To the extent that there is a wage premium in the public sector, it’s caused by two things the CFIB doesn’t ever mention: unionization and pay equity. The public sector is highly unionized and predominantly female. Because unions have been successful at enforcing pay equity laws in the public sector, women tend to receive equal pay for work of equal value. That’s not the case in the private sector, where pay equity laws are frequently flouted and women get paid less than they’re worth. The problem is women being exploited in the private sector, not overpaid in the public sector.

Clearly there is a propaganda war on our wages, and the sunshine list is the province’s annual gift to them.

Confusion over the future of executive salaries in health care

This week’s release of the sunshine list also raises the issue of how health care executives are compensated.

As part of the government’s quality improvement plan, as of April 1st CEO salaries will be linked to performance on quality indicators such as progress on wait times and their ability to balance a budget.

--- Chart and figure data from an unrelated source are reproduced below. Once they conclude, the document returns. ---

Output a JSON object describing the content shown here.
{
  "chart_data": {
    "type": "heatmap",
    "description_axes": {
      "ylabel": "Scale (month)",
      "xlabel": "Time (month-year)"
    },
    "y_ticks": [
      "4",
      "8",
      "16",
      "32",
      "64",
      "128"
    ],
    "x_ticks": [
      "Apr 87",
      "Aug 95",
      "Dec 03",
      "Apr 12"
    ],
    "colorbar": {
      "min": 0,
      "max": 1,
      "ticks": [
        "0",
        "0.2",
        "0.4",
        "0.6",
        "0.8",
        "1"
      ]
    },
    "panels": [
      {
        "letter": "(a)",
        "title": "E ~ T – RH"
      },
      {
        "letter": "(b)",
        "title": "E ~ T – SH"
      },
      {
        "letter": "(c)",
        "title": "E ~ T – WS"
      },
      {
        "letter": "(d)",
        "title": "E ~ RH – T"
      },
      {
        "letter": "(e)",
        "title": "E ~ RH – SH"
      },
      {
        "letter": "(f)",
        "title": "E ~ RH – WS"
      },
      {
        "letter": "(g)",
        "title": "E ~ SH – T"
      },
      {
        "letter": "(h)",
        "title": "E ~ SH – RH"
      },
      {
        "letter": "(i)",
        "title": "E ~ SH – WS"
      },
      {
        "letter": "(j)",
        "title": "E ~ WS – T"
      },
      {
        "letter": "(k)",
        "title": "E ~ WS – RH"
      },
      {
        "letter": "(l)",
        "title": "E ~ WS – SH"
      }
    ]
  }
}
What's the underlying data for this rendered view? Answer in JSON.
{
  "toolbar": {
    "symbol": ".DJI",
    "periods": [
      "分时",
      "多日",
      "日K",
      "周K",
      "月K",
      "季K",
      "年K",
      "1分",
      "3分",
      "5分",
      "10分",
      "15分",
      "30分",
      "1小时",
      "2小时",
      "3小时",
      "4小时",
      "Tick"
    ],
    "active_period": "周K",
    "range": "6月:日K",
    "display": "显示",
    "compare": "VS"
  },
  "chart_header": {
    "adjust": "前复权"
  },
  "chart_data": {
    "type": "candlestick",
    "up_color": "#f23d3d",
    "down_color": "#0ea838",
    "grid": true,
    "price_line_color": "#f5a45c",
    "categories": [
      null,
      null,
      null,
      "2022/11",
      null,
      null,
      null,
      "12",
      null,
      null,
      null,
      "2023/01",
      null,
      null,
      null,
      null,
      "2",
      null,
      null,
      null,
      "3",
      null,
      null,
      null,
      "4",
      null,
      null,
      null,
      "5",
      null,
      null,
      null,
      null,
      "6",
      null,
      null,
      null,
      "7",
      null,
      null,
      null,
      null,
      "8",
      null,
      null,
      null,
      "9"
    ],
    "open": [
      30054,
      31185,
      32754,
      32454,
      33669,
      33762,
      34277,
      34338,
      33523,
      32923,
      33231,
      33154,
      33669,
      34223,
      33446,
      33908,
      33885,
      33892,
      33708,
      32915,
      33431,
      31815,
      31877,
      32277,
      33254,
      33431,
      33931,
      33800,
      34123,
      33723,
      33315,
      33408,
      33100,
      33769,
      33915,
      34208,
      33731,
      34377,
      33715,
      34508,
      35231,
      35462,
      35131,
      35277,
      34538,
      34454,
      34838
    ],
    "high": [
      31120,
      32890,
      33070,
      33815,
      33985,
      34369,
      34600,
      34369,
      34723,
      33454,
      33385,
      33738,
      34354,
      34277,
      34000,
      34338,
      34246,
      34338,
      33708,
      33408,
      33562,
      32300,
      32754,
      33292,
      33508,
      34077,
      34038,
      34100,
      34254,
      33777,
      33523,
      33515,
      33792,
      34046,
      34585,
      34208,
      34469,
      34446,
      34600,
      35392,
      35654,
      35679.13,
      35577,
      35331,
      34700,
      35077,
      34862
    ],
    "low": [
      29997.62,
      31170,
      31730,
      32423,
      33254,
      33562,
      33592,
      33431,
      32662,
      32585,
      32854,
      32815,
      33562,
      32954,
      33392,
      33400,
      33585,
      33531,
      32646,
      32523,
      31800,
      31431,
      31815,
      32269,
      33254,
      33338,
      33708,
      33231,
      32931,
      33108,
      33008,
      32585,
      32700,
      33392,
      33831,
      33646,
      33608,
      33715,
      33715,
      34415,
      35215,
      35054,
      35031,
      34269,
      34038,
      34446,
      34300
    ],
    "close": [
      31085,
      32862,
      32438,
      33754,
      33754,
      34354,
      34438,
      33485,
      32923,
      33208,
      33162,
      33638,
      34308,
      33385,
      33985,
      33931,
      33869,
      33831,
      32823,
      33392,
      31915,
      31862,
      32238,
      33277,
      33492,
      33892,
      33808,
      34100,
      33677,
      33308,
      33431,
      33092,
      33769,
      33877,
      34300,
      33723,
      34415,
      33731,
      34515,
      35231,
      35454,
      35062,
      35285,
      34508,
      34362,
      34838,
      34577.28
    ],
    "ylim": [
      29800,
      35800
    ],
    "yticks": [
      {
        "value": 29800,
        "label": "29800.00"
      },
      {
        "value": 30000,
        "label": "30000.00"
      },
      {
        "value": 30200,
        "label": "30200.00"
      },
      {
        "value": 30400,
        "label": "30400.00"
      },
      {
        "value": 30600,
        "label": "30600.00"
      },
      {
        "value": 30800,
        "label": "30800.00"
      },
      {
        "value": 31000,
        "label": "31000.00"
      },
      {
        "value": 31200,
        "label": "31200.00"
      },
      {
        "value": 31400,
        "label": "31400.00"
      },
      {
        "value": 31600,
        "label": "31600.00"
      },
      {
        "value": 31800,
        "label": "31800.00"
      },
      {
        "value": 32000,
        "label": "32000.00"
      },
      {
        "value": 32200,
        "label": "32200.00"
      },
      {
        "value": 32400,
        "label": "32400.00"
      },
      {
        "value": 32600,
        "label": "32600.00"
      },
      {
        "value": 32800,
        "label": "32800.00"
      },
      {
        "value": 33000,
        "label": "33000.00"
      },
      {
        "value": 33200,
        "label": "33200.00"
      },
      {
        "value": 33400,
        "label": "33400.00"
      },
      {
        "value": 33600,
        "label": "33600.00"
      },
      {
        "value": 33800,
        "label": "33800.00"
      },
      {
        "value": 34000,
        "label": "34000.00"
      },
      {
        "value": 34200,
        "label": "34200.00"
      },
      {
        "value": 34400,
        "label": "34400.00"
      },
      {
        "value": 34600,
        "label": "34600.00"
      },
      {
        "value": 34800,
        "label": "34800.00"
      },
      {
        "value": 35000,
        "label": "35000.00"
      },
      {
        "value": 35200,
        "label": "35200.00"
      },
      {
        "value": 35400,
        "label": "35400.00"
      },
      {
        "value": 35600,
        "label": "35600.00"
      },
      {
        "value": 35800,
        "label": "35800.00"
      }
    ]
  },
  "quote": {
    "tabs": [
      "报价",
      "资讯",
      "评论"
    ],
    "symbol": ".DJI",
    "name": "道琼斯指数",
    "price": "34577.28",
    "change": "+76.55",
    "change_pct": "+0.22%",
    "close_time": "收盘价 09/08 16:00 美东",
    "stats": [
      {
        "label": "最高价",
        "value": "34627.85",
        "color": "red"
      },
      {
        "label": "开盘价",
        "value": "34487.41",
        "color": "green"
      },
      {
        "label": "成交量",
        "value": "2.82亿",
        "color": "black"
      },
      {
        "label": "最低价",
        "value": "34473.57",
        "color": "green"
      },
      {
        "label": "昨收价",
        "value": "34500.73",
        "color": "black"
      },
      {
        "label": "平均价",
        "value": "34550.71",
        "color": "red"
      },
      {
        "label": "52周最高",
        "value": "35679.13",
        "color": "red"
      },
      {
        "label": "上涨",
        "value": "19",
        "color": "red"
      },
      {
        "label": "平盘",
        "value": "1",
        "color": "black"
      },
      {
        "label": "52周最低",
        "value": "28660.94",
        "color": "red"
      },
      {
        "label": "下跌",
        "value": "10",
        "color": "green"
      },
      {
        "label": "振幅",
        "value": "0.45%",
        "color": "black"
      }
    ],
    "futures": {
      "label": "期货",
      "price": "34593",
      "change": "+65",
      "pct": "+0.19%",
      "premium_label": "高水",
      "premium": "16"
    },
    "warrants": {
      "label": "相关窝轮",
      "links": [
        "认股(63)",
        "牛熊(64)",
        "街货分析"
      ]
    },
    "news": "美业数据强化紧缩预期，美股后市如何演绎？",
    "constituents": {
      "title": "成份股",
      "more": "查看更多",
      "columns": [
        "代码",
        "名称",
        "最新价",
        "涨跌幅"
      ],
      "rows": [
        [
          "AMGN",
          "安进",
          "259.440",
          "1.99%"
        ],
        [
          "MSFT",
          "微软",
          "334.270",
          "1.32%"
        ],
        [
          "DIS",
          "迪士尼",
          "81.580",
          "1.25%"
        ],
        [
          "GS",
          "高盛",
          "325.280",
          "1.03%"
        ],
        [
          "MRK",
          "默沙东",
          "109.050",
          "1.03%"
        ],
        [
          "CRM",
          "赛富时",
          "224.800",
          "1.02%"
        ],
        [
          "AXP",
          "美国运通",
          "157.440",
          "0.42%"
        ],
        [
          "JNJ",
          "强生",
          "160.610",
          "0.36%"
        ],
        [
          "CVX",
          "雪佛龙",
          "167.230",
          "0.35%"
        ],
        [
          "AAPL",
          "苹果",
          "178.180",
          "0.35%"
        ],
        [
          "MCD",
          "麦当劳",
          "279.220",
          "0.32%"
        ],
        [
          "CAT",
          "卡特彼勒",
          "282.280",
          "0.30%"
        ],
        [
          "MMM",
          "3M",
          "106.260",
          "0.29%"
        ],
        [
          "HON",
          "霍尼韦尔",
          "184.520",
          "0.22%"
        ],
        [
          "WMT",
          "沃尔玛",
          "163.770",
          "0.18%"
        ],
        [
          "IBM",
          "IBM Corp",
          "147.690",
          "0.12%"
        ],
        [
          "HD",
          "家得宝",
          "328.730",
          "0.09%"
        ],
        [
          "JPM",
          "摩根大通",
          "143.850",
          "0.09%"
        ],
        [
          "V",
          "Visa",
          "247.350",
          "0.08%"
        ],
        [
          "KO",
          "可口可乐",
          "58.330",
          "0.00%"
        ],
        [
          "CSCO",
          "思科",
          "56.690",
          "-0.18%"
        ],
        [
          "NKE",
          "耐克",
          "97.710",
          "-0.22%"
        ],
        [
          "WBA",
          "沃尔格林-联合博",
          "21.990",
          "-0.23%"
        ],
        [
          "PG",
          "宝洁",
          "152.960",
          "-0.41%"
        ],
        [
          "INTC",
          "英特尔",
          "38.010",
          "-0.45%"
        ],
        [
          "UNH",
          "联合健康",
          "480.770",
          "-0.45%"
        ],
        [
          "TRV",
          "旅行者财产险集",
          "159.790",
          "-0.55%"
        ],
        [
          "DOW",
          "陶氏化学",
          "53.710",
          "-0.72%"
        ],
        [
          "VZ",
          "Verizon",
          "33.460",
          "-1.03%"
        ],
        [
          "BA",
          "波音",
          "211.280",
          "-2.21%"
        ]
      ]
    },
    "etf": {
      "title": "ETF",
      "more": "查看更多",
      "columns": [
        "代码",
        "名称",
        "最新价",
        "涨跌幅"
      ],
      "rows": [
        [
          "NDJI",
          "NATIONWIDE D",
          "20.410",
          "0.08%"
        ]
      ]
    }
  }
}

However, in the recent budget the government also announced a plan to cut 10 per cent off executive salaries over the next two years.

Not surprisingly, Ontario Hospital Association President Tom Closson told the Globe and Mail that “government policies are colliding with each other. We haven’t even implemented the quality improvement plan and the pay for performance within it, and now we have another idea piled on.”

At the Ottawa Hospital, the number of employees on the sunshine list actually went into considerable decline from the previous year. In 2010 292 employees made the list, down from 349 the year before. The hospital says that virtually the entire senior management group reporter smaller earnings. That includes CEO Dr. Jack Kitts – his salary dropped by $21,000. However, Dr. Kitts should still be able to pay his Cable bill on $642,000 per year.

Kitts doesn’t take the distinction of having the biggest paycheque, that honour remains with Dr. Robert Bell, CEO of Toronto’s University Health Network. Bell’s compensation in 2010 remains unchanged from the previous year at $753,992.